Stop au plastique : les légumes gravés au laser ?

Univers Nature  – Juin 2018 –
legume-laser
En juin a débarqué en France un mouvement citoyen né quelques semaines plus tôt au Royaume-Uni : la « plastic attack ».

Le principe est simple : pour dénoncer le suremballage des produits de grande consommation, les participants sont invités à venir faire leurs courses avec leurs propres cabas, boîtes et autres bocaux.

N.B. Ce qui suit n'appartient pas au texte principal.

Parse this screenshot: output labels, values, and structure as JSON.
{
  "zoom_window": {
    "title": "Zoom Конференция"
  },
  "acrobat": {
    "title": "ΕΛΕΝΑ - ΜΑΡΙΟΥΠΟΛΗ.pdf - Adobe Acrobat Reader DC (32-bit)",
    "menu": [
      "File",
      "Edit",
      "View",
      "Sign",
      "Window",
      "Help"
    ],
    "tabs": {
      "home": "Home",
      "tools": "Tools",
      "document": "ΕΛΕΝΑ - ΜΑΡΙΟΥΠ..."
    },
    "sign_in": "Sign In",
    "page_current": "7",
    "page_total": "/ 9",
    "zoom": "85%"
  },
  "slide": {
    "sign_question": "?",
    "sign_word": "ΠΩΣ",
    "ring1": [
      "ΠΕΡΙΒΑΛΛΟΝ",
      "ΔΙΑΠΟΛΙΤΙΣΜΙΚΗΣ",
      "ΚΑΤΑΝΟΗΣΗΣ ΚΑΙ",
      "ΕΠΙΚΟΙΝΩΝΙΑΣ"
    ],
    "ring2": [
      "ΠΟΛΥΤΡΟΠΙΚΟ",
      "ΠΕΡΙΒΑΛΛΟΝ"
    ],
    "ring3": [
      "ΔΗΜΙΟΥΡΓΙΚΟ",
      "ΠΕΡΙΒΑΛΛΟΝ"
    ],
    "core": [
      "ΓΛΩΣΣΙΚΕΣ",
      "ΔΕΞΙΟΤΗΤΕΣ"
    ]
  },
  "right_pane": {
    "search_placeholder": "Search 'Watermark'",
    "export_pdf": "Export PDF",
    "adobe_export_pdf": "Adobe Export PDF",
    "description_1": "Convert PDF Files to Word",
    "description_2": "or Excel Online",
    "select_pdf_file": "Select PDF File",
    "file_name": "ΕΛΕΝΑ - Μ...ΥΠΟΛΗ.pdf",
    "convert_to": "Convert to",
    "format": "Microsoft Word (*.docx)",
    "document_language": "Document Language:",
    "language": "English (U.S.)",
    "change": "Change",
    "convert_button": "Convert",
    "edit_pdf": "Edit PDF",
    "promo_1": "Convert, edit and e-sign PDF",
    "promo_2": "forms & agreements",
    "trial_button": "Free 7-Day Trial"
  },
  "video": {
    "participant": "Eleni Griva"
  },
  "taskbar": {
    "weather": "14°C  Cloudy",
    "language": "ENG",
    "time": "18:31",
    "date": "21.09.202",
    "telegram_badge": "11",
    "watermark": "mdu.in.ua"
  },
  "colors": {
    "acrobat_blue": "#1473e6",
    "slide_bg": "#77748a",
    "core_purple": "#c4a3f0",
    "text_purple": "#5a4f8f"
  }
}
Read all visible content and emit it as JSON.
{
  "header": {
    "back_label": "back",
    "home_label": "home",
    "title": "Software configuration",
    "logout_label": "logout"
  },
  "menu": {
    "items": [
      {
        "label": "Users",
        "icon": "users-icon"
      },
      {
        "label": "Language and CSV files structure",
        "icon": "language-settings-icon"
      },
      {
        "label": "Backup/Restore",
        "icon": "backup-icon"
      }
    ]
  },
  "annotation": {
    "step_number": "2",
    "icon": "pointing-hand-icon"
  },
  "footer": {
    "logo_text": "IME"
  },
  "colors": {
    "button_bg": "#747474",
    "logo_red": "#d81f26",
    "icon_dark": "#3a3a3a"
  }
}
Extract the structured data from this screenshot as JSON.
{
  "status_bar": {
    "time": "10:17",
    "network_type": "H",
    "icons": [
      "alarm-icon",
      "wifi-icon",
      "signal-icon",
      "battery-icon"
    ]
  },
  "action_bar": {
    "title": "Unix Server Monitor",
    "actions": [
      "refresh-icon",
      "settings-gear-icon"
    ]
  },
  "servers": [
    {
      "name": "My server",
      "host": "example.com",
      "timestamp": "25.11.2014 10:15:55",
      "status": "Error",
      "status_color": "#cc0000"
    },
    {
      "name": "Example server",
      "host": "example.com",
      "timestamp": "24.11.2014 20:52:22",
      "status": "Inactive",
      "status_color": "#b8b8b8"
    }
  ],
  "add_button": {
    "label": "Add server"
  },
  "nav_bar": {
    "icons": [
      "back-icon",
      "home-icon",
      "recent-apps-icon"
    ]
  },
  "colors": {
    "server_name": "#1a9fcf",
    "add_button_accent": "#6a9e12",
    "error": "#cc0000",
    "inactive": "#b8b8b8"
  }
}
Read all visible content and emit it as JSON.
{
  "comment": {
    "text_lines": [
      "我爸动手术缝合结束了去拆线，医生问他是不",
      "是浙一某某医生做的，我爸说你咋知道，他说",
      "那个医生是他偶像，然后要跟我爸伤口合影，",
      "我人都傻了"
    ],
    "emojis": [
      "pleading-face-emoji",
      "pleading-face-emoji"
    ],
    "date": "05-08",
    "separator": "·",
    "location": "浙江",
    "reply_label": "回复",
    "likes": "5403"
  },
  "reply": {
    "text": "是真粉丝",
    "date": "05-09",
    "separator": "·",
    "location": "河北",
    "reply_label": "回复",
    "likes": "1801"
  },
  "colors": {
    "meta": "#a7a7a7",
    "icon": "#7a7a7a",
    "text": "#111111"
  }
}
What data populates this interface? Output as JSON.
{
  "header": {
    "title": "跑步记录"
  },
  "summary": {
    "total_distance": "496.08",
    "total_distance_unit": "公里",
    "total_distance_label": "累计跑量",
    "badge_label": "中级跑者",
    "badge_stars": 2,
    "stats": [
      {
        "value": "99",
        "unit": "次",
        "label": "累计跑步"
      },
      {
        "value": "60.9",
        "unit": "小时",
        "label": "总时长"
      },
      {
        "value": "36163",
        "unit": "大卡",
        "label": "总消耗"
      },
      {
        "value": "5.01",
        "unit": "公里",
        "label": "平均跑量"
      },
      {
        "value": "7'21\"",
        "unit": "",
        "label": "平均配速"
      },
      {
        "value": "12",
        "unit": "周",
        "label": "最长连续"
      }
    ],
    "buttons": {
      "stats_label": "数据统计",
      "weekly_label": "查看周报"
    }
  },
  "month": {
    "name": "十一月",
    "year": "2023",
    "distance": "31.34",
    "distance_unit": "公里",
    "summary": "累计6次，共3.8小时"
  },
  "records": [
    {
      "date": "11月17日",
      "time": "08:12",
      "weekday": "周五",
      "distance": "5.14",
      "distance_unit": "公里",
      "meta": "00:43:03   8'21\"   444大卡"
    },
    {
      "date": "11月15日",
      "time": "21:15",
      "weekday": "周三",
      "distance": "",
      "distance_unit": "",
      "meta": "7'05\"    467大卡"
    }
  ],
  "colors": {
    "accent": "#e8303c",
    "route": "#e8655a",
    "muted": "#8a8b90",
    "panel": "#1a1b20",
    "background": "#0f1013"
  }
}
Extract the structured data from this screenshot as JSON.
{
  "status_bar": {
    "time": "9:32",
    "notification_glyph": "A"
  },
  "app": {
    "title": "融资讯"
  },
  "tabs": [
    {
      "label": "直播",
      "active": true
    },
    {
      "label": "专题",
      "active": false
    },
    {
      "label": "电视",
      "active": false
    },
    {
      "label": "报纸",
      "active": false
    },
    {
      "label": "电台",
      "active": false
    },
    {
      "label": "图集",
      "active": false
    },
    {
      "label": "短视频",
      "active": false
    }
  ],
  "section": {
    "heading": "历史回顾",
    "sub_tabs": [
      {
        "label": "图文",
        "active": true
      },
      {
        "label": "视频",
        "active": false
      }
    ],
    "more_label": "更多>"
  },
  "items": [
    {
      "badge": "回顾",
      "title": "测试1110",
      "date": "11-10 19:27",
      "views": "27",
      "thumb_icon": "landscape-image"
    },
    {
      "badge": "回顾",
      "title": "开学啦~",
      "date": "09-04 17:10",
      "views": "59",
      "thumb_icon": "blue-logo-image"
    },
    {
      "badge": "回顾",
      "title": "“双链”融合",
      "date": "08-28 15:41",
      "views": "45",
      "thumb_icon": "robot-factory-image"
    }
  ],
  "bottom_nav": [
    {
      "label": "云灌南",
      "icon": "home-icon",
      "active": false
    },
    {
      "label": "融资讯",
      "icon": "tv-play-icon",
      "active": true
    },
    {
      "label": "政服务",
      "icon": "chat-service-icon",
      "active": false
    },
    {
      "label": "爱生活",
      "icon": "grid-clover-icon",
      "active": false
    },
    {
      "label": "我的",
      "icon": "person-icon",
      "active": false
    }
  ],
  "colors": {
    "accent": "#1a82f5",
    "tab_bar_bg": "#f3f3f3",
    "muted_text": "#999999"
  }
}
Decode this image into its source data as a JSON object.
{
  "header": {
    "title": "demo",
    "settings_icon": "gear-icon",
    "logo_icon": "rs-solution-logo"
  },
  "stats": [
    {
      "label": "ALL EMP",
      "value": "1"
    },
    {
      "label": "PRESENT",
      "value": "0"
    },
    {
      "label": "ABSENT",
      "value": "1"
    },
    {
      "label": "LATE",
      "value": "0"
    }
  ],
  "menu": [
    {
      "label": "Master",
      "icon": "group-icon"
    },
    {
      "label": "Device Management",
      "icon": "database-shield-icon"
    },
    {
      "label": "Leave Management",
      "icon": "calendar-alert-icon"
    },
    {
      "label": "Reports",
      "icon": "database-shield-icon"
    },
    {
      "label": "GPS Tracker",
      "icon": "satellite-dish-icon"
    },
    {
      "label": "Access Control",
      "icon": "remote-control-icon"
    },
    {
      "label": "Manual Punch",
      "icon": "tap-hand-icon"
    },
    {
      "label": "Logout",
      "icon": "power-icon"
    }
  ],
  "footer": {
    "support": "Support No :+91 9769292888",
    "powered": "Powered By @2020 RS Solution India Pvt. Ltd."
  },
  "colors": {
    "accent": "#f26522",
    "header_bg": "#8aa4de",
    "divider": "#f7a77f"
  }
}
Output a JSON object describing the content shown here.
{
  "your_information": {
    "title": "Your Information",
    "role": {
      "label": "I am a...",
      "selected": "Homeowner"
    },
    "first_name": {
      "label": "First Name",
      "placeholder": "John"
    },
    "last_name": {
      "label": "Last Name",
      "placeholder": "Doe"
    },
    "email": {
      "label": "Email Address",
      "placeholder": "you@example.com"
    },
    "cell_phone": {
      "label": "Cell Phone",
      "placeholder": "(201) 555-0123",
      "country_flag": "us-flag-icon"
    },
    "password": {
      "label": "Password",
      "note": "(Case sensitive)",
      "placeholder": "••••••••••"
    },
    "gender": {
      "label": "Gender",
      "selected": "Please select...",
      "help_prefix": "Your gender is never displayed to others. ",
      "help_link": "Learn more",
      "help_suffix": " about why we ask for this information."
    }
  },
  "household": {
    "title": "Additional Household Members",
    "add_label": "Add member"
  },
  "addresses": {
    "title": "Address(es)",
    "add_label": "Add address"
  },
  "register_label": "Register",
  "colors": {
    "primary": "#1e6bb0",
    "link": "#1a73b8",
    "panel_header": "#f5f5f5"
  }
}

Après leur passage en caisse, ils se retrouvent dans la galerie du supermarché choisi pour trier les emballages inutiles (le plastique autour des fruits et légumes, le carton qui entoure des yaourts déjà attachés entre eux, etc…) et transvaser les denrées qui pourraient être vendues en vrac mais qui ne le sont pas (huile ou céréales, entre autres) dans leurs récipients « maison ». Les suremballages sont alors abandonnés dans des caddies prévus à cet effet, et le résultat impressionnant de l’opération est largement diffusé sur les réseaux sociaux. Peut-être que ce genre de happening fera prendre conscience aux industriels de la folle course à l’emballage alimentaire (près de 40 millions de tonnes attendus en Europe pour 2022) dans laquelle ils sont lancés.
Eosta, une société néerlandaise, a pris de l’avance sur la concurrence en imaginant un nouveau procédé permettant de se passer d’emballage et d’étiquettes : la gravure au laser, directement sur les fruits et légumes, des informations nécessaires au consommateur. Des tests sont menés dans des supermarchés hollandais depuis 2016 où certains produits labellisés bio sont ainsi marqués. Sur les fruits et légumes qui présentent une peau dure et/ou sombre comme les kiwis, les avocats, les concombres, ou les patates douces, les résultats sont concluants. Le procédé, de l’aveu même de ses inventeurs, présente tout de même des limites : certains agrumes régénèrent leurs pigments et font disparaître la « gravure », et d’autres fruits (le raisin par exemple) sont trop petits et compacts pour imaginer un tel marquage.
Pour l’instan
t limité à quelques points de vente en Europe du Nord, nul doute que ce procédé devrait peu à peu séduire grossistes et détaillants partout dans le monde. Suffisant pour endiguer le flot de 8 millions de tonnes de déchets plastique qui finissent chaque année dans les océans ?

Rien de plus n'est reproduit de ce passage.